Figure B.5 presents two raw measurements from the same discharge but different spatial positions. The Isat trace is measured at (r,z) = (0.5, 192) cm and the Vf trace is measured at (r,z) = (0.35, 544) cm. With an axial separation of Δ z = 352 cm, the correlation between the turbulent pulse region on both traces is interesting. The amplitude threshold method of pulse detection is used to study such correlations by allowing for the generation of ensemble profiles from a moving probe (in this case, the Vf measuring probe) based on the occurrence of similar pulses measured with a fixed Isat probe.

Figure B.5: Same shot time series highlighting the correlation between pulses separated in position. The Isat trace (solid black, top) is placed in the outer region and detects little other than pulses. The Vf trace (solid blue, bottom) is placed in the gradient region and measures both coherent modes and turbulent pulses.

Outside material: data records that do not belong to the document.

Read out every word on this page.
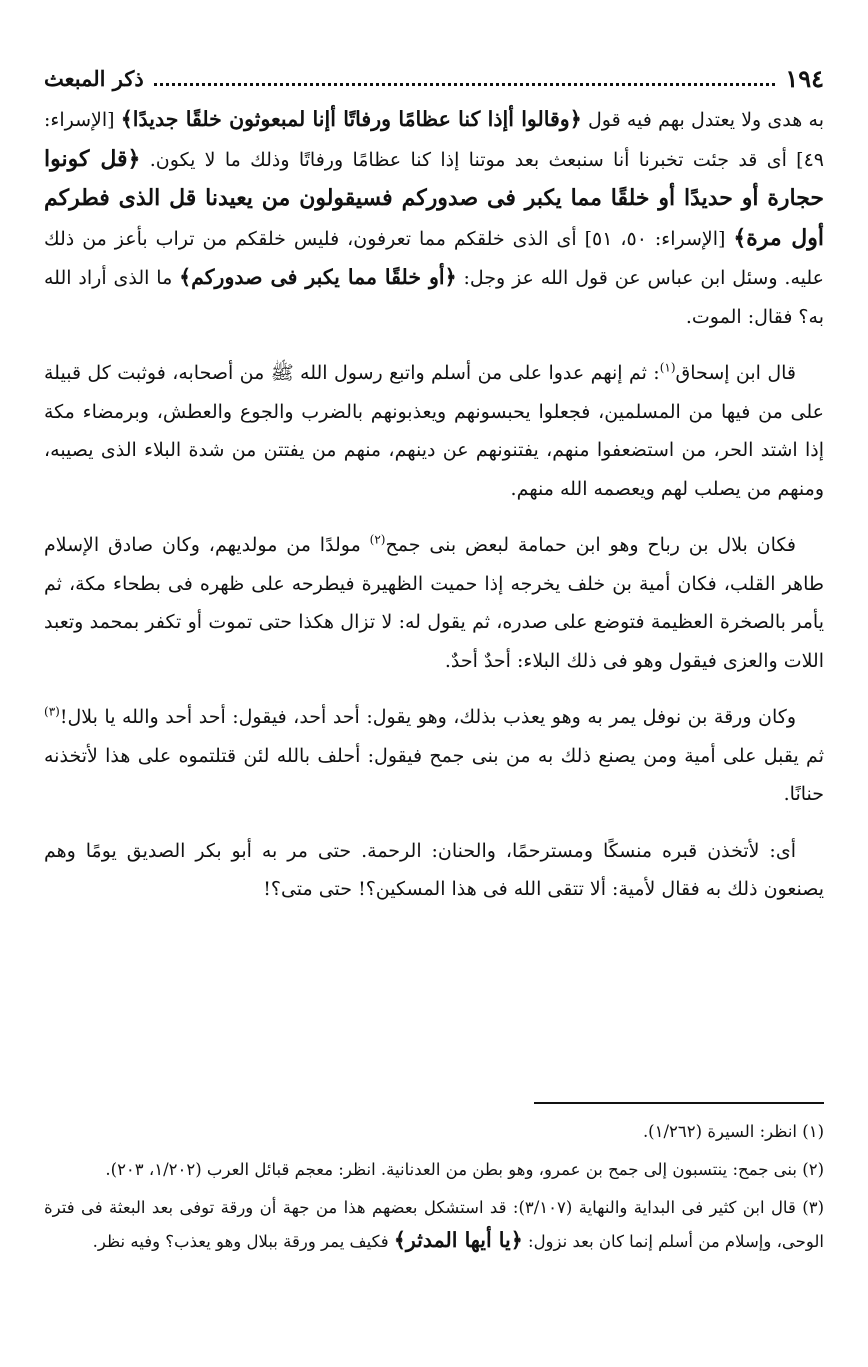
١٩٤
ذكر المبعث

به هدى ولا يعتدل بهم فيه قول ﴿وقالوا أإذا كنا عظامًا ورفاتًا أإنا لمبعوثون خلقًا جديدًا﴾ [الإسراء: ٤٩] أى قد جئت تخبرنا أنا سنبعث بعد موتنا إذا كنا عظامًا ورفاتًا وذلك ما لا يكون. ﴿قل كونوا حجارة أو حديدًا أو خلقًا مما يكبر فى صدوركم فسيقولون من يعيدنا قل الذى فطركم أول مرة﴾ [الإسراء: ٥٠، ٥١] أى الذى خلقكم مما تعرفون، فليس خلقكم من تراب بأعز من ذلك عليه. وسئل ابن عباس عن قول الله عز وجل: ﴿أو خلقًا مما يكبر فى صدوركم﴾ ما الذى أراد الله به؟ فقال: الموت.

قال ابن إسحاق$^{(١)}$: ثم إنهم عدوا على من أسلم واتبع رسول الله ﷺ من أصحابه، فوثبت كل قبيلة على من فيها من المسلمين، فجعلوا يحبسونهم ويعذبونهم بالضرب والجوع والعطش، وبرمضاء مكة إذا اشتد الحر، من استضعفوا منهم، يفتنونهم عن دينهم، منهم من يفتتن من شدة البلاء الذى يصيبه، ومنهم من يصلب لهم ويعصمه الله منهم.

فكان بلال بن رباح وهو ابن حمامة لبعض بنى جمح$^{(٢)}$ مولدًا من مولديهم، وكان صادق الإسلام طاهر القلب، فكان أمية بن خلف يخرجه إذا حميت الظهيرة فيطرحه على ظهره فى بطحاء مكة، ثم يأمر بالصخرة العظيمة فتوضع على صدره، ثم يقول له: لا تزال هكذا حتى تموت أو تكفر بمحمد وتعبد اللات والعزى فيقول وهو فى ذلك البلاء: أحدٌ أحدٌ.

وكان ورقة بن نوفل يمر به وهو يعذب بذلك، وهو يقول: أحد أحد، فيقول: أحد أحد والله يا بلال!$^{(٣)}$ ثم يقبل على أمية ومن يصنع ذلك به من بنى جمح فيقول: أحلف بالله لئن قتلتموه على هذا لأتخذنه حنانًا.

أى: لأتخذن قبره منسكًا ومسترحمًا، والحنان: الرحمة. حتى مر به أبو بكر الصديق يومًا وهم يصنعون ذلك به فقال لأمية: ألا تتقى الله فى هذا المسكين؟! حتى متى؟!

(١) انظر: السيرة (١/٢٦٢).

(٢) بنى جمح: ينتسبون إلى جمح بن عمرو، وهو بطن من العدنانية. انظر: معجم قبائل العرب (١/٢٠٢، ٢٠٣).

(٣) قال ابن كثير فى البداية والنهاية (٣/١٠٧): قد استشكل بعضهم هذا من جهة أن ورقة توفى بعد البعثة فى فترة الوحى، وإسلام من أسلم إنما كان بعد نزول: ﴿يا أيها المدثر﴾ فكيف يمر ورقة ببلال وهو يعذب؟ وفيه نظر.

The identification of pulse events begins by calculating the standard deviation (σ), or root-mean-square (RMS), of the fluctuations in a signal. Figure B.6 is a plot of both the fluctuating component of the Isat signal (originally seen in Fig. B.5) and the RMS level as computed by a sliding window. The sliding window computes the RMS level for a limited time range of the entire signal and then translates the center of the window to calculate subsequent values. In this example, the RMS trace is useful for determining the likely beginning of the turbulent regime of the system. The increase in fluctuation level just after t = 7 ms suggests some type of transition has occurred, though it does not necessarily indicate anything about the presence of Lorentzian pulses.

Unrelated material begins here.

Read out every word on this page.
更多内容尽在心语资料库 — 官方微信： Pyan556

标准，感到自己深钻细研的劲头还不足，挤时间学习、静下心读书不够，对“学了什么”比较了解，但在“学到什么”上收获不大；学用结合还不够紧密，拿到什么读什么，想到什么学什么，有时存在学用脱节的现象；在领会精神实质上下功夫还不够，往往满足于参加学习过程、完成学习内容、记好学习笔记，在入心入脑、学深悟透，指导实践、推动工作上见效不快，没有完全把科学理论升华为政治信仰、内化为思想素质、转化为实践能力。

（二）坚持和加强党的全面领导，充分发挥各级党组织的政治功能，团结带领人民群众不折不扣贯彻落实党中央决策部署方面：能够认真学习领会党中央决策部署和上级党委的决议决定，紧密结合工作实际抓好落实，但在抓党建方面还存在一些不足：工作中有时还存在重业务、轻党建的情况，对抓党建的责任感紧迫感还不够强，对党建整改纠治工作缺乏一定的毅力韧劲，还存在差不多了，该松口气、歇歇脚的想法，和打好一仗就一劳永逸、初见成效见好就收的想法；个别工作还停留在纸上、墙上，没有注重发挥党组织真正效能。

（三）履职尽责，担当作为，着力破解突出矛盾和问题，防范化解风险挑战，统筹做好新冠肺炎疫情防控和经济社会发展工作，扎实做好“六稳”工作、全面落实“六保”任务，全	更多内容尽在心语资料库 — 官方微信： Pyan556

Figure B.6: The fluctuating component of the Isat signal from Fig. B.5 (black, bottom) and the RMS value (red, top) calculated with a sliding window.

An RMS value calculated over the entire time series of a single discharge is used to search for pulses. From a computational perspective, once the threshold has been assigned, any points above that value are collected as possible pulse peaks. For any sets of points that occur in sequence (i.e., any continuous collection of values that are all above the threshold), only points that represent local maxima are returned. This allows for the detection of overlapping pulses so long as they are minimally distinct.

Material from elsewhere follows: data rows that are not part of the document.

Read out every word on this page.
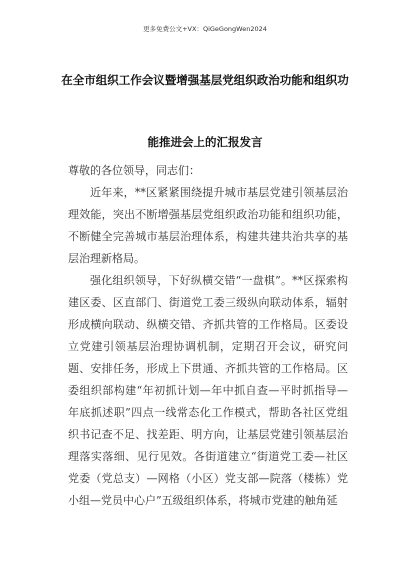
更多免费公文+VX：QiGeGongWen2024
在全市组织工作会议暨增强基层党组织政治功能和组织功
能推进会上的汇报发言

尊敬的各位领导，同志们：

近年来，**区紧紧围绕提升城市基层党建引领基层治理效能，突出不断增强基层党组织政治功能和组织功能，不断健全完善城市基层治理体系，构建共建共治共享的基层治理新格局。

强化组织领导，下好纵横交错“一盘棋”。**区探索构建区委、区直部门、街道党工委三级纵向联动体系，辐射形成横向联动、纵横交错、齐抓共管的工作格局。区委设立党建引领基层治理协调机制，定期召开会议，研究问题、安排任务，形成上下贯通、齐抓共管的工作格局。区委组织部构建“年初抓计划—年中抓自查—平时抓指导—年底抓述职”四点一线常态化工作模式，帮助各社区党组织书记查不足、找差距、明方向，让基层党建引领基层治理落实落细、见行见效。各街道建立“街道党工委—社区党委（党总支）—网格（小区）党支部—院落（楼栋）党小组—党员中心户”五级组织体系，将城市党建的触角延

Figure B.7 shows spikes in the data of Figs. B.5 and B.6 as found by the threshold technique. In this example the threshold level is set at 2.0, meaning that only features extended greater than two standard deviations above the fluctuation level for the entire signal are kept.

Figure B.7: A narrow time series of the previously shown Isat measurements with pulse peaks identified according to the amplitude threshold method.

Figure B.8 highlights a weakness of the threshold method. If the level is set too low, then common oscillatory features are likely to be branded as pulses. In Fig. B.8 this is seen near the time t = 8.085 ms. At that time position there is a small oscillation (similar to those seen in the vicinity of t = 8.12 ms) that results in a peak. While the true fluctuation amplitude of this peak is small, by riding on top of the larger oscillation it satisfies the detection criteria and is labeled a pulse peak. Other similar looking features within this time range may appear as peaks, but actually feature flat regions without a singular maxima. The vector representation of the plot trace may result in the appearance of sharp peaks when none are present. In order to minimize erroneous spike detection the threshold should be set as high as possible.

Figure B.8: Zoomed in view of Isat trace highlighting a false positive from the amplitude threshold detection method. The middle pulse peak does not correspond to an actual pulse event.

While the shape of the pulses is not determined by this method, it may be safely assumed that a confirmation of their shape can be coupled with this conditional analysis to begin a study of the transport caused by pulses. At the very least, this type of analysis helps to determine the amount of transport that leads to the generation of outer region pulses.